— Протестовать надо! Мало им было вчерашнего. Если на второй день так себя ведут, то что дальше творить станут?
— Но война, граждане! Нас же предупредили — в стране есть враги свободы, которые находятся на содержании противников. И с ними будут бороться без пощады…
— Это мы на содержании? Пусть лучше на себя посмотрят!
Однако быстро перешли на шепот. Когда обыск еще свеж в памяти…
— Любая оппозиционная критика запрещается на все время войны. Каково? — Однако возмущение новым указом президента, одним из первых принятых, вновь прозвучало тихо.
— А если выпустить газету без слов? — вдруг предложила Дина. — Если нам запретили писать о насущном, то пусть читатели сами догадаются о том, что мы хотели им сказать. И никто не придерется. Откровенной критики-то нет. Что они нам смогут сделать?

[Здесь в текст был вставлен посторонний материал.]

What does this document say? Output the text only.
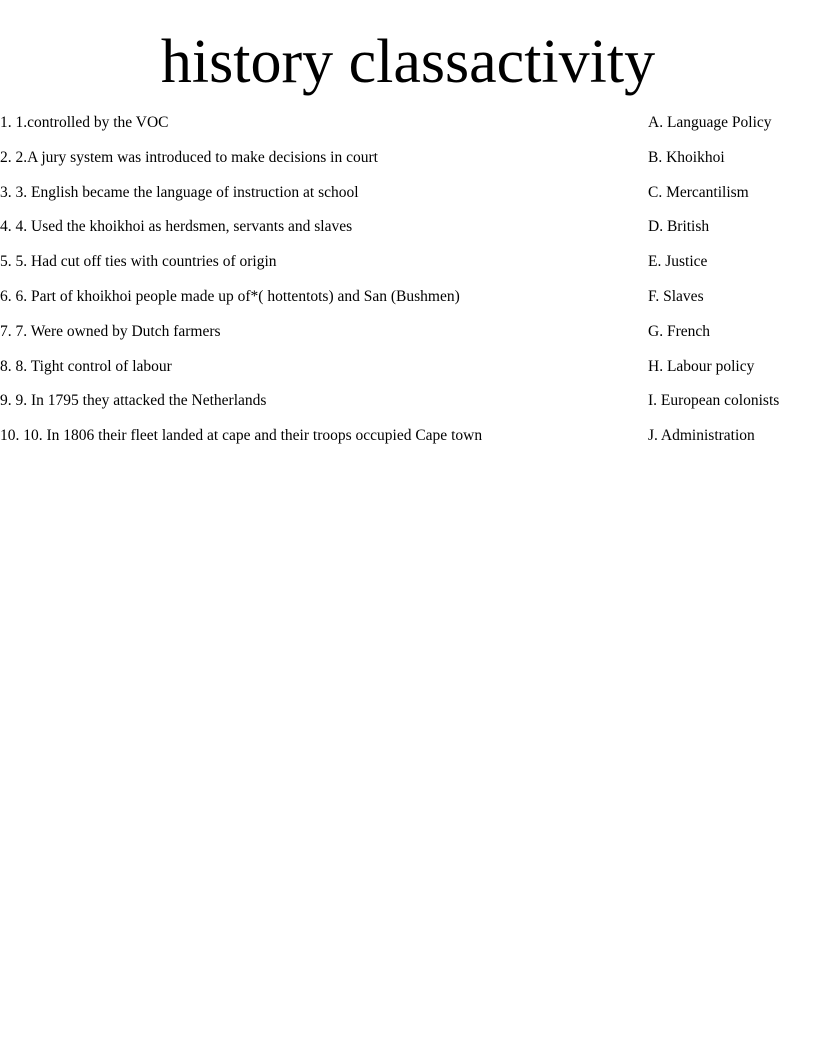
history classactivity
1. 1.controlled by the VOC
2. 2.A jury system was introduced to make decisions in court
3. 3. English became the language of instruction at school
4. 4. Used the khoikhoi as herdsmen, servants and slaves
5. 5. Had cut off ties with countries of origin
6. 6. Part of khoikhoi people made up of*( hottentots) and San (Bushmen)
7. 7. Were owned by Dutch farmers
8. 8. Tight control of labour
9. 9. In 1795 they attacked the Netherlands
10. 10. In 1806 their fleet landed at cape and their troops occupied Cape town
A. Language Policy
B. Khoikhoi
C. Mercantilism
D. British
E. Justice
F. Slaves
G. French
H. Labour policy
I. European colonists
J. Administration
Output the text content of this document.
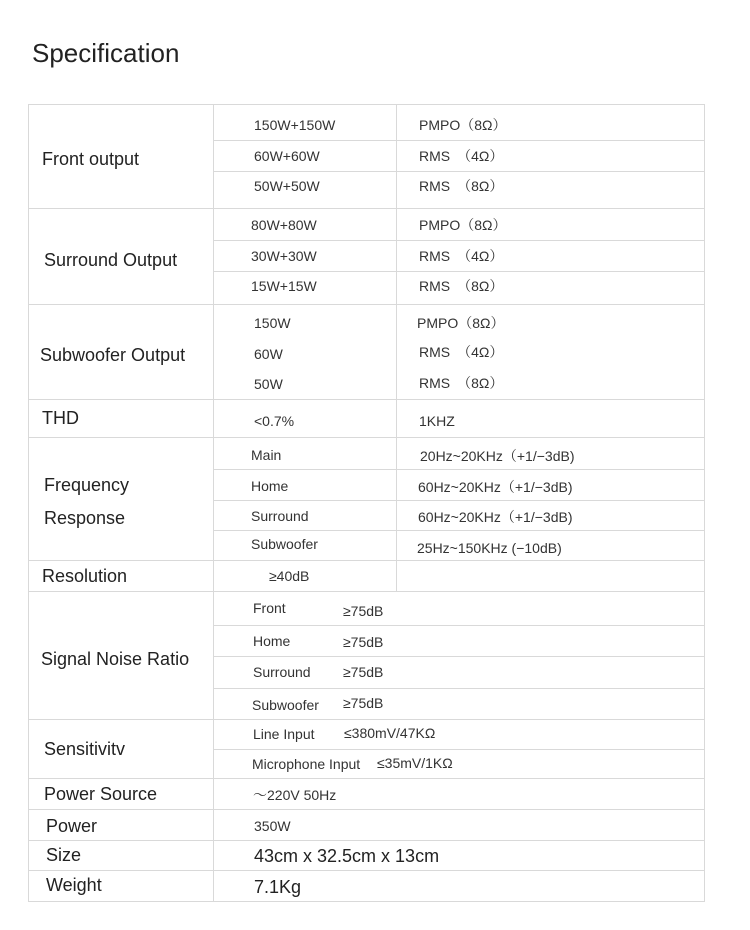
Specification
Front output
150W+150W	PMPO（8Ω）
60W+60W	RMS　（4Ω）
50W+50W	RMS　（8Ω）
Surround Output
80W+80W	PMPO（8Ω）
30W+30W	RMS　（4Ω）
15W+15W	RMS　（8Ω）
Subwoofer Output
150W	PMPO（8Ω）
60W	RMS　（4Ω）
50W	RMS　（8Ω）
THD	<0.7%	1KHZ
Frequency
Response
Main	20Hz~20KHz（+1/−3dB)
Home	60Hz~20KHz（+1/−3dB)
Surround	60Hz~20KHz（+1/−3dB)
Subwoofer	25Hz~150KHz (−10dB)
Resolution	≥40dB
Signal Noise Ratio
Front	≥75dB
Home	≥75dB
Surround ≥75dB
Subwoofer ≥75dB
Sensitivitv
Line Input ≤380mV/47KΩ
Microphone Input ≤35mV/1KΩ
Power Source	～220V 50Hz
Power	350W
Size	43cm x 32.5cm x 13cm
Weight	7.1Kg
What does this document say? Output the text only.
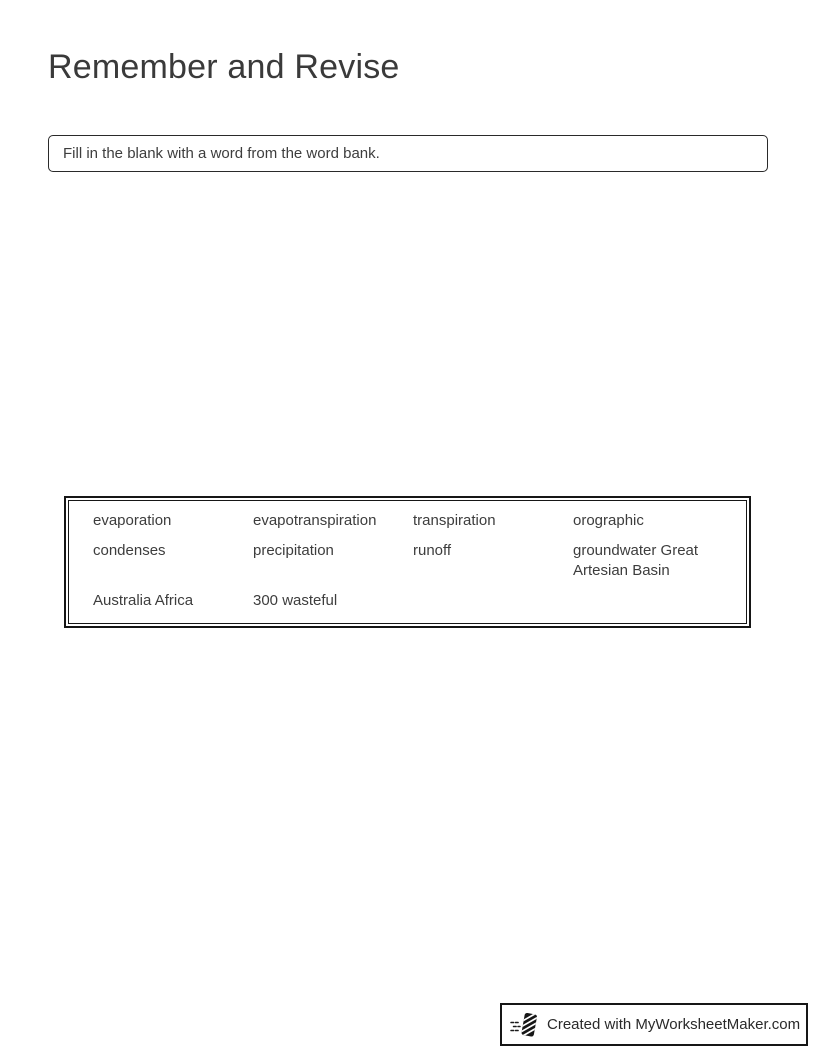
Remember and Revise
Fill in the blank with a word from the word bank.
evaporation	evapotranspiration	transpiration	orographic
condenses	precipitation	runoff	groundwater Great Artesian Basin
Australia Africa	300 wasteful
Created with MyWorksheetMaker.com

— Только кто это купит… — Хорошо живешь тогда, когда тиражи растут. Иначе кошелек может оказаться пуст.
— Не важно. Главное — люди поймут и оценят. А покупать станут следующие номера.
— Нет. Надо оставить пустыми лишь некоторые страницы. Скажем, после объявления о запрете критики. Так будет более хлестко.
Но в целом мысль понравилась, и теперь осталось обсудить подробности. Например, какие статьи должны в газете остаться. Чтоб ни в чем не поддерживать власть, лишь абсолютно нейтральные, да те, без которых не обойтись — известие о войне, указ о мобилизации да о временном запрете любой оппозиции. А прочее пусть будет лишь белым листом. Никаких призывов к доблести, ничего. Режим обойдется, а о слове «Родина» здесь не ведали.
Лишь Писаревской почему-то вспомнился ее знакомый, спокойно, как само собой разумеющееся, отправившийся на чужую для него войну. Не глуп, порядочен, так почему же?
Или в жизни существуют разные правды?
Только думать об этом не хотелось. Подвергать ревизии собственные устоявшиеся взгляды — да что может быть хуже?
— И ничего они нам не сделают! — оповестил кто-то уже погромче.
Опасность пока миновала, Льва, несомненно, выпустят, а к власти придут иные люди. Те, которые дадут людям талантливым и предприимчивым больше возможностей для жизни.
Для чего иначе существует свобода?
3
— Народ ждет от нас решительной победы, а фронт между тем все ближе подкатывается к Смоленску. — Сталин старательно набивал трубку. Голос с легким акцентом звучал довольно спокойно, и лишь очень близко знавшие правителя люди сумели бы уловить тщательно скрывавшееся раздражение. — Разворачиваются дивизии, призвана масса людей, только фронт почему-то этого не видит. Как это можно назвать, Антон Иванович? Мне рекомендовали вас как боевого генерала, одного из лучших в прошлой войне.